I ask for your suggestions for topics u want me to write about. I feel like there's so much I want to tell you everyday. I want to become a successful blogger. There's a blog site which particularly inspired me.. you may check it out.  lelove| bloglovin in english :)  I'm a huge fan of that site. I simply adore it.

Monday, August 22, 2011

Low self confidence

Lately I'm being told over and over again, that I don't have much respect for myself or confidence on myself. And I feel like they are right. I just can't help it. But deep inside I know I have lots of potentials. And I just have started to invent them. I just wish I had some sort of passion to keep me going . I don't know if I'm making any sense but I think that's what I lack. Passion , real interest for doing something thoroughly. I lose interest so easily. For example, I'm reading this book, 'the lost world' and I can't wait to finish it! Not because I find it amazing or breathe taking, but just because I want to finish reading it and say to myself, 'yes I have finished it!'

 It's like reading a book without any passion. Am  I making any sense? I hope so... I have to find a breakthrough. And very soon.

Friday, July 29, 2011

running in a circle

'i woke up one morning, and said to myself,'this IS the beginning of all happiness! this is the just the starting so ofcourse there will be more! ... but that didn't happen.... it was not the beginning... it was just happiness, just a moment of happiness, right there.'

i quoted the above dialogue from a famous movie called 'The Hours'. I can somehow relate to it.

I made a random hypothesis. I'd like to know any kind of arguments (if anyone's reading my blogs! lol)

Well from my experience i've learnt that we are all running in a circle.
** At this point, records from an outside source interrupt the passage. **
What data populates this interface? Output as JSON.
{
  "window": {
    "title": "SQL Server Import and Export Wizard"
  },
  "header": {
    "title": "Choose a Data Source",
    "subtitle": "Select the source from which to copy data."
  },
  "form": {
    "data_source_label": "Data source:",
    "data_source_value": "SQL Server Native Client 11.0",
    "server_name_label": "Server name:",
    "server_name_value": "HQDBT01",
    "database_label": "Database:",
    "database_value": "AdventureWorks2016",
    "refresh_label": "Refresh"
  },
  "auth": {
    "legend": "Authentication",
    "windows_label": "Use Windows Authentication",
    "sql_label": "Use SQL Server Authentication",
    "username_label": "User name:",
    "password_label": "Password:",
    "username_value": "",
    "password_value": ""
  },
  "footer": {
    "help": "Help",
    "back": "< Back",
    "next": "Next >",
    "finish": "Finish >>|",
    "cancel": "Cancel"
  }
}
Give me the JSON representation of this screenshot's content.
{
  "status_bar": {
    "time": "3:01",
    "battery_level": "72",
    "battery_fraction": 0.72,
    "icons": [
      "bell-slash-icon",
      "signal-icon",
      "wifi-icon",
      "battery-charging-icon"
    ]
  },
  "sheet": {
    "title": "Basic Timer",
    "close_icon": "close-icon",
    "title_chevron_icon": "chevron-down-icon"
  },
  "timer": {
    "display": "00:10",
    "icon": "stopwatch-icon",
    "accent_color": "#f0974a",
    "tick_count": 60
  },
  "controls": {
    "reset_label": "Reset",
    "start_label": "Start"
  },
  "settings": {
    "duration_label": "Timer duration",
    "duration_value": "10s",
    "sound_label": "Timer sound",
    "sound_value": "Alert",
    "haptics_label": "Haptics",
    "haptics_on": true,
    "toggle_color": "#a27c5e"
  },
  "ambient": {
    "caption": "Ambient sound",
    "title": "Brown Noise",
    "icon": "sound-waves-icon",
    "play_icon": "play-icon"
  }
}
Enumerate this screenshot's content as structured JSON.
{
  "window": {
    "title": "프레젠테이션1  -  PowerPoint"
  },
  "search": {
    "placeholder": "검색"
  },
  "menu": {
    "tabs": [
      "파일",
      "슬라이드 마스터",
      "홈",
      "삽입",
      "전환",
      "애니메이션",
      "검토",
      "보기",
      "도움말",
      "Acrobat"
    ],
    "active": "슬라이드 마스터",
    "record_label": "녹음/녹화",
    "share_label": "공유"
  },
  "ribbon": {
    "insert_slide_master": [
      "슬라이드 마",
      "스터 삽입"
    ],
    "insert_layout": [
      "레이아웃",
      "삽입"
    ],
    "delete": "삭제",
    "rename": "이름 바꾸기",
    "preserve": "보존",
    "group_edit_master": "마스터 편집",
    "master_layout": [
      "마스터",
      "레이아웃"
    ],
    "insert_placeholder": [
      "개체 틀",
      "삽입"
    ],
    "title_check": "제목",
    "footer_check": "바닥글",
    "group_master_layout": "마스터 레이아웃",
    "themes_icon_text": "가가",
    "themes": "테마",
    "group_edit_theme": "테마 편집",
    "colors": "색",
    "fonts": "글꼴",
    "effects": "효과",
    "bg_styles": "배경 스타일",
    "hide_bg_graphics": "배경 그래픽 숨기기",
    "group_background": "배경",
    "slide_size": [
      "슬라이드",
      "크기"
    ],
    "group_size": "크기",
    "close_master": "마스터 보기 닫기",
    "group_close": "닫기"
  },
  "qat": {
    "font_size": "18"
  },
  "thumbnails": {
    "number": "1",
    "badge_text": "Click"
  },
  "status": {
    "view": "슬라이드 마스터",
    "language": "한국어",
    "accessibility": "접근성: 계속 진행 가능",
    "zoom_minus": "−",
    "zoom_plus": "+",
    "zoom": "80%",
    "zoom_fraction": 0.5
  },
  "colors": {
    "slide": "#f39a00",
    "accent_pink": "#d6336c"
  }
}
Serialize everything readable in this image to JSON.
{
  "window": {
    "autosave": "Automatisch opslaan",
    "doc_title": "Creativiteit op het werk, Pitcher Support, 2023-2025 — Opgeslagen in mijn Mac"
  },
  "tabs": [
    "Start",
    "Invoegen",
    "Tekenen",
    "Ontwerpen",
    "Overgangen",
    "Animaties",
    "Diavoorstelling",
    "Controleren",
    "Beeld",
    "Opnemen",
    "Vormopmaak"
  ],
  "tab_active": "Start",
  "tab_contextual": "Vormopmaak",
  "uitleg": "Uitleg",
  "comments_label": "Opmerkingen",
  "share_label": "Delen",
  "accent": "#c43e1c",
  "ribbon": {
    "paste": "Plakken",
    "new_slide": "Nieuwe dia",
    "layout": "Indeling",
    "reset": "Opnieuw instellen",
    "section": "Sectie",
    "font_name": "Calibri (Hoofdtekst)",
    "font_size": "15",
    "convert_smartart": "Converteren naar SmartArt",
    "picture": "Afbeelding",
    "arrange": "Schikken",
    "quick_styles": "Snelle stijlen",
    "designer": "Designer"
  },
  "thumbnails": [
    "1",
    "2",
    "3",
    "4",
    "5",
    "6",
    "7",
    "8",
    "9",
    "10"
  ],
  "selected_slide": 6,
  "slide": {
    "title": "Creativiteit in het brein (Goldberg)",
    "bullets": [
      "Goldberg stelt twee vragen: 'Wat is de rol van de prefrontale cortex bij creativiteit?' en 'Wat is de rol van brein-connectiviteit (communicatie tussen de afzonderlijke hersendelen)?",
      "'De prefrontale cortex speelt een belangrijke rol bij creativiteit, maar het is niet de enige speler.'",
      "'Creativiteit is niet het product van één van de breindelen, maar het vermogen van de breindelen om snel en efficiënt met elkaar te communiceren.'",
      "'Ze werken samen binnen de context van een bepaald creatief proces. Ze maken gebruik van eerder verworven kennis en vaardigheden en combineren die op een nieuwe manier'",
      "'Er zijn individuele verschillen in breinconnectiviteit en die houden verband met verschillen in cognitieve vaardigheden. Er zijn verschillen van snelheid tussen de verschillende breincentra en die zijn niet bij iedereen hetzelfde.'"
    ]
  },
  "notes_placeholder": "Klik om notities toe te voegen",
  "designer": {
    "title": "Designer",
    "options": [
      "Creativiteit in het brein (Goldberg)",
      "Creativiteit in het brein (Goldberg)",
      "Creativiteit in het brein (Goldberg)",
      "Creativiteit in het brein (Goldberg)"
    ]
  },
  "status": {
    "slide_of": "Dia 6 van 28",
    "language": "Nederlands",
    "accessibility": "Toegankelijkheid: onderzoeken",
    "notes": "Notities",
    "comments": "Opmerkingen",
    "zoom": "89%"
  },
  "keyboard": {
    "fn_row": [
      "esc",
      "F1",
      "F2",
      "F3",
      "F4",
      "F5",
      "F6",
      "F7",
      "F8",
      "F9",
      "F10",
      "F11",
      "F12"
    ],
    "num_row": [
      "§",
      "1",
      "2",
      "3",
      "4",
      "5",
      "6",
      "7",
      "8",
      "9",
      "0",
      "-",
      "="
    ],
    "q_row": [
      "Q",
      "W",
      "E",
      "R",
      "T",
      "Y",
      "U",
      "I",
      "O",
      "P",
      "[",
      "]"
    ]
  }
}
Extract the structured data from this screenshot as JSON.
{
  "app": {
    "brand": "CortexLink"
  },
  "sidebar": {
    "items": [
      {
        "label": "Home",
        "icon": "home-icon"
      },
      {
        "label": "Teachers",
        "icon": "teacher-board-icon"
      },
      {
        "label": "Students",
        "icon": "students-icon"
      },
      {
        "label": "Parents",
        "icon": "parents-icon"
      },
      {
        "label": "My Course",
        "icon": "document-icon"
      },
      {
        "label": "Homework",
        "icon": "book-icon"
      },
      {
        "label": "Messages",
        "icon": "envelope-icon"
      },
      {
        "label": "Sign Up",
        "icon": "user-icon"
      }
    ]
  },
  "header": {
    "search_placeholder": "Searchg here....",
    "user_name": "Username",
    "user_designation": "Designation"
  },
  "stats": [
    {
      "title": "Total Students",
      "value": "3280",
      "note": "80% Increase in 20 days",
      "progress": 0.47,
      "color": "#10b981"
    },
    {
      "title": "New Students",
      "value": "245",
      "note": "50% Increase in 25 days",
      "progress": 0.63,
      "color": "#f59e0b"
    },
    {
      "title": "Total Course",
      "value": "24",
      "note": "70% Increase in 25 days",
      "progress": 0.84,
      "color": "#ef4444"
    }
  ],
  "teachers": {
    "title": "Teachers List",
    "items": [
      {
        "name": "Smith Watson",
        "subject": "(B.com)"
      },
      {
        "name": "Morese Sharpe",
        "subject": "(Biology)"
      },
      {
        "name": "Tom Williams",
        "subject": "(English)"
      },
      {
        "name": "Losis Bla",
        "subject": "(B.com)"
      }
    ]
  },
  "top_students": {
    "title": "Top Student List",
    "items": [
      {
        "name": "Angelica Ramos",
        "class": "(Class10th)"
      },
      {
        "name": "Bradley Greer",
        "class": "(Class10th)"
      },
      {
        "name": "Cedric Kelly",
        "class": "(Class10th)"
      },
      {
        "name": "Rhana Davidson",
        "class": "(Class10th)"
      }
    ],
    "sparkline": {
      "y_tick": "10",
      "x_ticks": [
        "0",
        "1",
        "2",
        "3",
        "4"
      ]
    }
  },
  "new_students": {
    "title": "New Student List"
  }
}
I can point out a number of guys who to wants to be with me, but I want to be with someone else... but it's not meant to be. That guy would never get the girl he dreams of...and so on so on. Ofcourse there are exceptions. Like two people in love even get to marry each other. We write love stories about them haha. But how many love stories are successful. Aren't the best of music or novel written full of heartbroken stories?